According to her, this is intended to ensure children have an environment “which they can come back to school and not have their education truncated”.

“And Mr President has kicked off this initiative by opening and instructing that I open a trust fund which we’ve already put N1.6billion. The private sector is also putting N1.6 million, His Excellency, Gordon Brown, is going to be raising some resources and the governors are also putting in commitment.

Also speaking, Brown said he brought the sympathy and solidarity of UN Secretary-General Ban Ki-Moon over the abduction of the schoolgirls of Chibok, Borno State, adding that the UN would back the ongoing rescue efforts in the country.

He said though the Safe Schools Programme was for the whole country, it was starting in the states which had suffered most from terrorist attacks in recent times.

“It’s our determination as an international community to help families feel secure about their boys and girls going to school with the hope that they’ll be safe. That’s why we’re looking at security for the schools and how we can help the governors and the Nigerian people with fortifications telecommunications, guards and safety equipment that will enable people feel more secured about the schools”, he said.

Brown said the UN also wanted help rebuild the Chibok school “because we want parents of that area to be sure that when thier girls are released, they can come home to a school that is rebuilt and safe.

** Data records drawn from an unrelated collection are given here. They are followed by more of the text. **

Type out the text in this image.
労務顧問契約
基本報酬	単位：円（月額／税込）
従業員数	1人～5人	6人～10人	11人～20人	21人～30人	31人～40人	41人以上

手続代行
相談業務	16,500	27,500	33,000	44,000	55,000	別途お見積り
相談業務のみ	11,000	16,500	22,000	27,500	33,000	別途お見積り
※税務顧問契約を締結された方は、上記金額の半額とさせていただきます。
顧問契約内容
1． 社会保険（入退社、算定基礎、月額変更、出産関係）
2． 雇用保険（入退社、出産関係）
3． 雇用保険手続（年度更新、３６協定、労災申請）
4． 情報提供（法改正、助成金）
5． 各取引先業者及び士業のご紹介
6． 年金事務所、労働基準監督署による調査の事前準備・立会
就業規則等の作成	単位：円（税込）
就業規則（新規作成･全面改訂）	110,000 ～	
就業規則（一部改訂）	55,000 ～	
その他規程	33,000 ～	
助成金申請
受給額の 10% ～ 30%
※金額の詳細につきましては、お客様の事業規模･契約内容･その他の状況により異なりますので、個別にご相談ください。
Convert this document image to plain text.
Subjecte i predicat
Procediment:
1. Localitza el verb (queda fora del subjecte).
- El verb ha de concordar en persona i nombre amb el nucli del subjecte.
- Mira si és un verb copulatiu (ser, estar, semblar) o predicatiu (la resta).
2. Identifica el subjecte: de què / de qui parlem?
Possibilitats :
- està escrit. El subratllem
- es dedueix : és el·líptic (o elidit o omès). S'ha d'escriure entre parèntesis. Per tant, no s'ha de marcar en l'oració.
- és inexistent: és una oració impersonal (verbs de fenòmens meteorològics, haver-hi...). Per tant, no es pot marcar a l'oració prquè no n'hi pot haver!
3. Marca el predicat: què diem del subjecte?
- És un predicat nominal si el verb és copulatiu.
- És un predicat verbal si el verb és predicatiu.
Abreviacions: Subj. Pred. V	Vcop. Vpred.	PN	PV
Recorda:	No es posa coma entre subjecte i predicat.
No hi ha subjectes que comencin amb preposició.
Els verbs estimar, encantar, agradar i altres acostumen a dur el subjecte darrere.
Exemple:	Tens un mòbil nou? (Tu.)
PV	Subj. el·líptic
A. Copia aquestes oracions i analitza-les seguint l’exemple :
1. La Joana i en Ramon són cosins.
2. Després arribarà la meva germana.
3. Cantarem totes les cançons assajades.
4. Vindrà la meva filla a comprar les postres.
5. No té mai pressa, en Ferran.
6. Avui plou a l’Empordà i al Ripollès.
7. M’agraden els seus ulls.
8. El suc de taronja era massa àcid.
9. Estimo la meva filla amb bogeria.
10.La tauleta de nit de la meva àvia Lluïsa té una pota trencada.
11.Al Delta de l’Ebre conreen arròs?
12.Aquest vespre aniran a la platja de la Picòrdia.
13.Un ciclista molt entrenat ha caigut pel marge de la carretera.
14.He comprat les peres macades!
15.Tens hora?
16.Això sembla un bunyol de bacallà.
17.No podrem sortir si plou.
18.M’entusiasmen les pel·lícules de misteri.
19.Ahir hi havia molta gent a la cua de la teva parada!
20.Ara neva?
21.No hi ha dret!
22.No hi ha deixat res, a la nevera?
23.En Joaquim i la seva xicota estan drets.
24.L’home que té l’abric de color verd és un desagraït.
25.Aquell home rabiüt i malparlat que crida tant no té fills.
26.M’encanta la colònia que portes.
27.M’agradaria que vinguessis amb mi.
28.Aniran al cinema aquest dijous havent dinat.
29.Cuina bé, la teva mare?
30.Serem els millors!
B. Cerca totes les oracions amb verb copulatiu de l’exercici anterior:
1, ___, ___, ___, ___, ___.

“And we want to help in rebuilding the schools in other areas where schools have either been demolished, burnt down or vandalized. And we want, over the long run, to help Nigeria, which is a great country with a great future and wonderful potentials, to enable it so that the 10.5 million boys and girls who don’t go to school today are able to go to school. And I can assure you that round Europe, Asia, America and Latin America there is massive support for Nigeria in this hour of difficulty and also in its ambition to be such a great country with great educational standards”.

Geidan and Shettima pledged their cooperation for the success of the programme.

Shettima noted that the current security situation called for sobriety and unity of purpose, warning against playing politics with human lives”

“It is an issue that basically boils down to education, poverty, empowerment. By the grace of God, we want to give you our commitment that we’re going to pursue this thing (Safe Schools Initiative) vigorously with all the resources at our disposal. And please, it will be completely devoid of politics. Times like this call for sobriety, maturity, for unity of purpose. At the appropriate time, we’re going to play politics but, this is not time for playing politics with the lives of people”, he said.